This repository contains codes and models for the paper:
Pan Y, Wang C, Hu B, Xiang Y, Wang X, Chen Q, Chen J, Du J
A BERT-Based Generation Model to Transform Medical Texts to SQL Queries for Electronic Medical Records: Model Development and Validation
JMIR Med Inform 2021;9(12):e32698
URL: https://medinform.jmir.org/2021/12/e32698
DOI: 10.2196/32698
pytorch >= 1.4.0
transformers == 3.0.2
nltk, numpy, tqdm, matplotlib, idna, tushare, sqlalchemy, pandas,
boto3, requests, regex, more_itertools, interval, translate, num2words
We provide the processed dataset in ./data, including train, validation and test sets.
Due to the limitation of storage, the bert_model and data directories can be found from OpenI or Google Drive.
The original dataset can be found from TREQS.
- run ./train.sh to train the model.
python -u ./src/train.py \
--dataset $DATA_DIR \
--train_data $TRAIN_DATA_PATH \
--epoch $EPOCH_NUM \
--save $SAVED_MODEL_DIR \
--cuda \
--cuda_device_num $DEVICE_NUM\
- run ./predict.sh to get the prediction on the validation/test set.

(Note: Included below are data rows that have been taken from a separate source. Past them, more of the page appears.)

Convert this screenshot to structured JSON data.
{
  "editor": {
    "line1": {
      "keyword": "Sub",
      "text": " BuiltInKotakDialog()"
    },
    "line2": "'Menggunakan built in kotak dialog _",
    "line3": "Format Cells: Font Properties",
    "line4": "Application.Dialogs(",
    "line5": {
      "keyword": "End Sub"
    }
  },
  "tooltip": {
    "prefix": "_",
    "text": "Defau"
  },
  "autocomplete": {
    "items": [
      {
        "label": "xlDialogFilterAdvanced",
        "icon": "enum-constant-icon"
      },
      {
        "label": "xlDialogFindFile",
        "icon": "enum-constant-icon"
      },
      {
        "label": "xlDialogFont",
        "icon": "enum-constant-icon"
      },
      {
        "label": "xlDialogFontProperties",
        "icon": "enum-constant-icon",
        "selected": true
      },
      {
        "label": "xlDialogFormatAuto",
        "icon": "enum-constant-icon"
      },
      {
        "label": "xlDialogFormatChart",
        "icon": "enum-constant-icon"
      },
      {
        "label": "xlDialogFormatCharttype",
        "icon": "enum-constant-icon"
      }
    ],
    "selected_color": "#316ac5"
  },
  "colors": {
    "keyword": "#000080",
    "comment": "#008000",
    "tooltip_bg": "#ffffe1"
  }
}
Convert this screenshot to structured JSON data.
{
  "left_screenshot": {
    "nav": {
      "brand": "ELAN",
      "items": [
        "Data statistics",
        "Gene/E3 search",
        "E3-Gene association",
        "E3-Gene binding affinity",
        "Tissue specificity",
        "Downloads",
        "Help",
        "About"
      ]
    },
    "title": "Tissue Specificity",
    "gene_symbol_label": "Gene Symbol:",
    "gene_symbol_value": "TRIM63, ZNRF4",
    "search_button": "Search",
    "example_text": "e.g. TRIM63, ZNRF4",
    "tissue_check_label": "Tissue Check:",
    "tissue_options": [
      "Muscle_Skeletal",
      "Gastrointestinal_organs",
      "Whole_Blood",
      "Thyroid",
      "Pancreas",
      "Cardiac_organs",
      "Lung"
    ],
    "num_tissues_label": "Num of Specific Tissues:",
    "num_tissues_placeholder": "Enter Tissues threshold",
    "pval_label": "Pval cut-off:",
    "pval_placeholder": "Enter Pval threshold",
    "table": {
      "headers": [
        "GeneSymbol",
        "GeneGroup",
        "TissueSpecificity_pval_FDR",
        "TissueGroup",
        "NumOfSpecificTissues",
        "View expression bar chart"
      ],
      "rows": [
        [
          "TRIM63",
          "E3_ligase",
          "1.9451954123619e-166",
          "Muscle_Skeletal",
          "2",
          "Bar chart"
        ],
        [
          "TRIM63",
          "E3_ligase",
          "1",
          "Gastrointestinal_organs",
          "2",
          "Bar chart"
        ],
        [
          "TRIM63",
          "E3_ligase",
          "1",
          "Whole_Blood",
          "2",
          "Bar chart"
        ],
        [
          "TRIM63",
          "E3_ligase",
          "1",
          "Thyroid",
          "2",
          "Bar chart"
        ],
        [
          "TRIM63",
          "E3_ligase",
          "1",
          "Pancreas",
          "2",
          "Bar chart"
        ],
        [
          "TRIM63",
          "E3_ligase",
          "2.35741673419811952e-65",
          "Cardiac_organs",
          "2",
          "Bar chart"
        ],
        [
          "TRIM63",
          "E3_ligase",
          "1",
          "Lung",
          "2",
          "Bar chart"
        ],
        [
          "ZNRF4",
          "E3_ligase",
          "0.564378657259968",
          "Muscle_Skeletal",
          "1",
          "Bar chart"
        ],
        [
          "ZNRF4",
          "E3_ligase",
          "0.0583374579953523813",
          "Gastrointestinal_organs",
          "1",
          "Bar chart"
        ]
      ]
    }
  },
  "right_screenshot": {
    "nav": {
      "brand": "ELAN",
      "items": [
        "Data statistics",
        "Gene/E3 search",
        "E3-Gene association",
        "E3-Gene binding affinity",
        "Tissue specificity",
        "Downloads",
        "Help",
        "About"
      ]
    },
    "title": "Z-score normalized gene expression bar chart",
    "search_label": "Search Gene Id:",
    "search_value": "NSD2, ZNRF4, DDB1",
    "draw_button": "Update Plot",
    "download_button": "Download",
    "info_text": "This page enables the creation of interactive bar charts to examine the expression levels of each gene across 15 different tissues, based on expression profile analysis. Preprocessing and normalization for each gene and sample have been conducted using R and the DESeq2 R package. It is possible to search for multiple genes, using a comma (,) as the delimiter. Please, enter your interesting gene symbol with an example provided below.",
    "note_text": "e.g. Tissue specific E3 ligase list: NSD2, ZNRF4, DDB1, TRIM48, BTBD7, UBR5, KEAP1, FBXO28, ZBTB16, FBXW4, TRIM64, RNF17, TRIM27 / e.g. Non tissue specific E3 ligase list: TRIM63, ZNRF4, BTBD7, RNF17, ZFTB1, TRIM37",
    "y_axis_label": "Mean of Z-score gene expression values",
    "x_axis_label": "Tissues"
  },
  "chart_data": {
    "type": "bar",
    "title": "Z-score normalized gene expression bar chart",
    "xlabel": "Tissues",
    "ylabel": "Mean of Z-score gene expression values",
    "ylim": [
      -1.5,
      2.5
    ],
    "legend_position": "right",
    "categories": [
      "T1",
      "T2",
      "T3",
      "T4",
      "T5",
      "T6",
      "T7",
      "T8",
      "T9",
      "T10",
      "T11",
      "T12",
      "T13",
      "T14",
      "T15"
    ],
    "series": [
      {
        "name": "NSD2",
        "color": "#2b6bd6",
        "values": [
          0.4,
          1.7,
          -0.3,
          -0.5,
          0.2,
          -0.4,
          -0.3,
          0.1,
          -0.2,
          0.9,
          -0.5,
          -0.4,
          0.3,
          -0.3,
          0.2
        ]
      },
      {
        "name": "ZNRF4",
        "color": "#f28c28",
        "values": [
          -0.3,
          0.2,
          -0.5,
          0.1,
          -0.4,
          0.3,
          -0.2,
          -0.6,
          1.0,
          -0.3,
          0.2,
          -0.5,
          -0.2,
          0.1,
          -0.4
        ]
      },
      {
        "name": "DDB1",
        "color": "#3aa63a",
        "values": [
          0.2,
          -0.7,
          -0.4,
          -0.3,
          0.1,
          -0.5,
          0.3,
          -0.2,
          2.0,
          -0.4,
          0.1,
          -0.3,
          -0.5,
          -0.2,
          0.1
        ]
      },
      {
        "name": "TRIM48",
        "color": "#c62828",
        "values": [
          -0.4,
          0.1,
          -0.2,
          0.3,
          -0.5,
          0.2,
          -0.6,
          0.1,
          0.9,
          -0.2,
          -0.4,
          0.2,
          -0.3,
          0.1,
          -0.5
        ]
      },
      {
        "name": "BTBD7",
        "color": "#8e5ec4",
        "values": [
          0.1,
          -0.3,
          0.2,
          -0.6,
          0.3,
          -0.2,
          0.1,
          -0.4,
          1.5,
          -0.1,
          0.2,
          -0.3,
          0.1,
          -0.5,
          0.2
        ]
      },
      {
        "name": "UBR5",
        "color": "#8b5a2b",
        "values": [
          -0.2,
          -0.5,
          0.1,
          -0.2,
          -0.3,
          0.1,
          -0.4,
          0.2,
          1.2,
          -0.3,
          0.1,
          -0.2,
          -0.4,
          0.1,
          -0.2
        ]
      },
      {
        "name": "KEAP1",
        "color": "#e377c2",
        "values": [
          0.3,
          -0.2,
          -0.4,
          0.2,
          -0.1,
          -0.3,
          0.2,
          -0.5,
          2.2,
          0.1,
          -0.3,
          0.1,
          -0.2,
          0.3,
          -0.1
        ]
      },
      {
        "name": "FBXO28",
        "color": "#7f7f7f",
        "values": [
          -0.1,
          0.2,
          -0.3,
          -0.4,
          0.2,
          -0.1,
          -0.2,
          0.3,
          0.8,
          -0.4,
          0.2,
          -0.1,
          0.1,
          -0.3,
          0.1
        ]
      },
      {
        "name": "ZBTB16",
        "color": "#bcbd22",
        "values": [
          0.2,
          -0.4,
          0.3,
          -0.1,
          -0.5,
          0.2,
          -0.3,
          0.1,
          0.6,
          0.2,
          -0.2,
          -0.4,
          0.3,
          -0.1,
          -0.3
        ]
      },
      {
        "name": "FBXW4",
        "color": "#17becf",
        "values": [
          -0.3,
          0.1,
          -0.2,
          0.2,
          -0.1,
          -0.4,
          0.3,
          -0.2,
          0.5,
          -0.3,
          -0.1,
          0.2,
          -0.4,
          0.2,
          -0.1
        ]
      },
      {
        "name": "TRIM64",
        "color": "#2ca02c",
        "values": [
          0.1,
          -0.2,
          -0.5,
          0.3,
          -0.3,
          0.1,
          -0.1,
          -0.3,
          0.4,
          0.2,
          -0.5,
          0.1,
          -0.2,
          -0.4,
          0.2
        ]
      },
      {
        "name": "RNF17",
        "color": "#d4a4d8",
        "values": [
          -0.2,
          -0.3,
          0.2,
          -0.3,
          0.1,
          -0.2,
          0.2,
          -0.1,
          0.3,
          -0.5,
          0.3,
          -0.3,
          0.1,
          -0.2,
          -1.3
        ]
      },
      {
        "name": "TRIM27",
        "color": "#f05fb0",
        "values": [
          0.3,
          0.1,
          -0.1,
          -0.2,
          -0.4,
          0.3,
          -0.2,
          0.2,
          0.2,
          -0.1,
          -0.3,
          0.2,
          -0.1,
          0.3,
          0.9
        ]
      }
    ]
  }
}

python -u ./src/predict.py \
--dataset $DATA_DIR \
--eval_data $PREDICT_DATA_PATH \
--model_dir $SAVED_MODEL_DIR \
--model $SAVED_MODEL_NAME \
--output_dir $OUTPUT_DIR \
--cuda \
--cuda_device_num $DEVICE_NUM \
The details of evaluation can be found in TREQS_evaluation, which is based on the publicly available real-world de-identified Medical Information Mart for Intensive Care III (MIMIC III) dataset.